I love seeing them natualised in grass and wouldnt mind trying them this way if i could guarantee it would work and the grass wont  choke them out.

I have been put off in the past growing bulbs in grass becuase of the mess daffodils make after flowering, though I suppose crocus wouldnt make much of a mess of the lawn(its just timing the cutting of the grass that bothers me).

So its trying to sno w in weymouth eh? No snow this side of the ridgeway, though the skies are getting darker to the south and east.  :o

Tulipa

#3
I love crocuses but have a big problem with squirrels eating them from my pots.  They pull up the bulbs and take one bite and throw them on the ground.  If they ate the whole thing it wouldn't be so bad but just a nibble and throw them it is not fair!  I try and put only crocus in a pot so I can keep an upturned sieve on it as long as possible.

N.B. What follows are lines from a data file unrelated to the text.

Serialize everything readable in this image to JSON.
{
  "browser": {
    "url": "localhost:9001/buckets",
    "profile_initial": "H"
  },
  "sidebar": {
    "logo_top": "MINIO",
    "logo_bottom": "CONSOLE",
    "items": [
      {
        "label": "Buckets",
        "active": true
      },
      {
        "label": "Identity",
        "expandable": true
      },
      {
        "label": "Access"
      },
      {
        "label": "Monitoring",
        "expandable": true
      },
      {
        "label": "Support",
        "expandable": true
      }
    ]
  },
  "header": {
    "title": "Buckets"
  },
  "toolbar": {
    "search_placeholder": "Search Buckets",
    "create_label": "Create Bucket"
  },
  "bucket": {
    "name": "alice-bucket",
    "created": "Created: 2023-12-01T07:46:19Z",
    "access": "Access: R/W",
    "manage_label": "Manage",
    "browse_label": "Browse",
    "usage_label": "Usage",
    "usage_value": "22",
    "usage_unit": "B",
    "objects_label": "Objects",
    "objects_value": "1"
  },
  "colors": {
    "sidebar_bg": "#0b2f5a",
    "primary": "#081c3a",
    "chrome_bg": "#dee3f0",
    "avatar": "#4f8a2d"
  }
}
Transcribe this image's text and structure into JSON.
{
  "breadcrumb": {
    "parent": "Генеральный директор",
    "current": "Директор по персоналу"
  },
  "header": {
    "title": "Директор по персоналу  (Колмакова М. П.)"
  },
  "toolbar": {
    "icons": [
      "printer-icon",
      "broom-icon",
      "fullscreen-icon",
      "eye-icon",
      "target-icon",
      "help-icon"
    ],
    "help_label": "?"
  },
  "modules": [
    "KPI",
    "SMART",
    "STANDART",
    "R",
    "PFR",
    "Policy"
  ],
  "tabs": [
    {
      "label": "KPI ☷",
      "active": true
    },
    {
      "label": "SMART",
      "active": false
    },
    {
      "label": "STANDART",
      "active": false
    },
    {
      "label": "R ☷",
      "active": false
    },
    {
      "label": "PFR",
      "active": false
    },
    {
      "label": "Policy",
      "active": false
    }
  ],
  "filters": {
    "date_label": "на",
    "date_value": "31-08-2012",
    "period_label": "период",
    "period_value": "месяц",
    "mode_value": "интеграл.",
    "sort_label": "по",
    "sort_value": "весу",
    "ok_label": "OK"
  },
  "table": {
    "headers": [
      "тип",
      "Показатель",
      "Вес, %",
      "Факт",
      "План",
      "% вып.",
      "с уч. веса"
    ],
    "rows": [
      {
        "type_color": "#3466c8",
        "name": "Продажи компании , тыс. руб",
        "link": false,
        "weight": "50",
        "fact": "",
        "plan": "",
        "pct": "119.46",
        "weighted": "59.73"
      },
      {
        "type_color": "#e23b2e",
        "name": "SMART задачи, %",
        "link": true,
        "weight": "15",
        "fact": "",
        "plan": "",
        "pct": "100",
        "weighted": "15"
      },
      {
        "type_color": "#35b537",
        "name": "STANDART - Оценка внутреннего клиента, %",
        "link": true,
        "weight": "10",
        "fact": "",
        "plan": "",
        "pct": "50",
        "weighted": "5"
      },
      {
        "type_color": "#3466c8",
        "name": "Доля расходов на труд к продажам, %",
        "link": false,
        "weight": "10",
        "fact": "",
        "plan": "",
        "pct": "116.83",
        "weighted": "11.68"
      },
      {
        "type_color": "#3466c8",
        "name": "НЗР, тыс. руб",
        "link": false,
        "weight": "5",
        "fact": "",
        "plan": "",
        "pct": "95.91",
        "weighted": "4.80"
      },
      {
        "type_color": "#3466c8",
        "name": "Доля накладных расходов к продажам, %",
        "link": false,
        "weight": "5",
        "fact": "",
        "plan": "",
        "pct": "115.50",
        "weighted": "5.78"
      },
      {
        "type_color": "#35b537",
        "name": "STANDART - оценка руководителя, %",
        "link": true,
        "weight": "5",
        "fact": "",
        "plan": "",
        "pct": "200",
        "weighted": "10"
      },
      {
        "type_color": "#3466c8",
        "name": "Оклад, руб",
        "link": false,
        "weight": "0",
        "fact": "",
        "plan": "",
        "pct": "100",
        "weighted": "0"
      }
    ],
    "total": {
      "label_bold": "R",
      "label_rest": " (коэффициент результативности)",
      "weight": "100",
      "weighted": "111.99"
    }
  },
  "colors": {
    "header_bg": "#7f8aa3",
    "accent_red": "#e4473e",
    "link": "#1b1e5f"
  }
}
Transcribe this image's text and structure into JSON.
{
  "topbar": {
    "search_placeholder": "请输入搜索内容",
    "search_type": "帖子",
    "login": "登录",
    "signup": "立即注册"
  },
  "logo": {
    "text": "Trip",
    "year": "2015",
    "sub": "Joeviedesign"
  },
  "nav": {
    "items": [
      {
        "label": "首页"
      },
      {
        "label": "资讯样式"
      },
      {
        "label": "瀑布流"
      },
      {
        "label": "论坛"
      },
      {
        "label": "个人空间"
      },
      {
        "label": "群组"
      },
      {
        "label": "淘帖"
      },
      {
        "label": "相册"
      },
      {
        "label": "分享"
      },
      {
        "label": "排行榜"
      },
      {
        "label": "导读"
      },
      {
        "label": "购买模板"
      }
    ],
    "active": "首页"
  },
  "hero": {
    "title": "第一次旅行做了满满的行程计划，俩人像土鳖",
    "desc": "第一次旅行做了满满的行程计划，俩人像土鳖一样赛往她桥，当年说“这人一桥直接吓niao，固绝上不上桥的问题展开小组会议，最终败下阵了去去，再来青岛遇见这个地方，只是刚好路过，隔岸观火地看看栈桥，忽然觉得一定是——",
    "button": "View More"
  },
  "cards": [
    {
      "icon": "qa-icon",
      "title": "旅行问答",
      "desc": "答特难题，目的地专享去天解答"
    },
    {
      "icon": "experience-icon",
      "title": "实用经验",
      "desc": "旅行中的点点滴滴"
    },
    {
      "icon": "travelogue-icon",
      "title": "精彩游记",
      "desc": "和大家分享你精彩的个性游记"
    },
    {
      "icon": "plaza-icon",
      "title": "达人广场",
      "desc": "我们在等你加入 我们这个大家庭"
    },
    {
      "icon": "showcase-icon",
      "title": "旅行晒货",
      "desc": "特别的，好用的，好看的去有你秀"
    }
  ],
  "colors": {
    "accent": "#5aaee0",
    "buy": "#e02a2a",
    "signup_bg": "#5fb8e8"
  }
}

I find crocus the easiest bulb to naturalise as we choose early flowering varieties so they are over quicker and we can cut the grass around them earlier than if we had daffodils, also the leaves are not so noticeable in the grass.  We leave them six weeks after the last flower and they still look good 10 years on.

Mrs Ava

I have trouble with crocus corms because my garden is very wet and cold, even though the air temp can be high.  Things in pots do much better and I don't have to worry too much about tender things being killed in the winter.  I find corms rot but bulbs survive and I put this down to the shape as corms tend to be more squat so I feel the water sits on top of them.  I adore seeing bulbs naturalised and another option rather than crocus or daffs are cyclamen.  There is a chap around the corner from us, and he has a silver birch in his front garden and beneath is at the moment is a carpet of pinks and purples, all cyclamen and it looks wonderful!  Have no idea what he does about the foliage, but I guess the lawn under the tree is slower growing. 
I also have a layered pot and currently have snowdrops and crocus just opened, daffs and grape hyacinths to come.  ;D

NattyEm

My pots (apart from the bbq as its not deep enough) are layerd too, crocus at the moment and those little narcissi (I can't spell) just opening, tulips to come.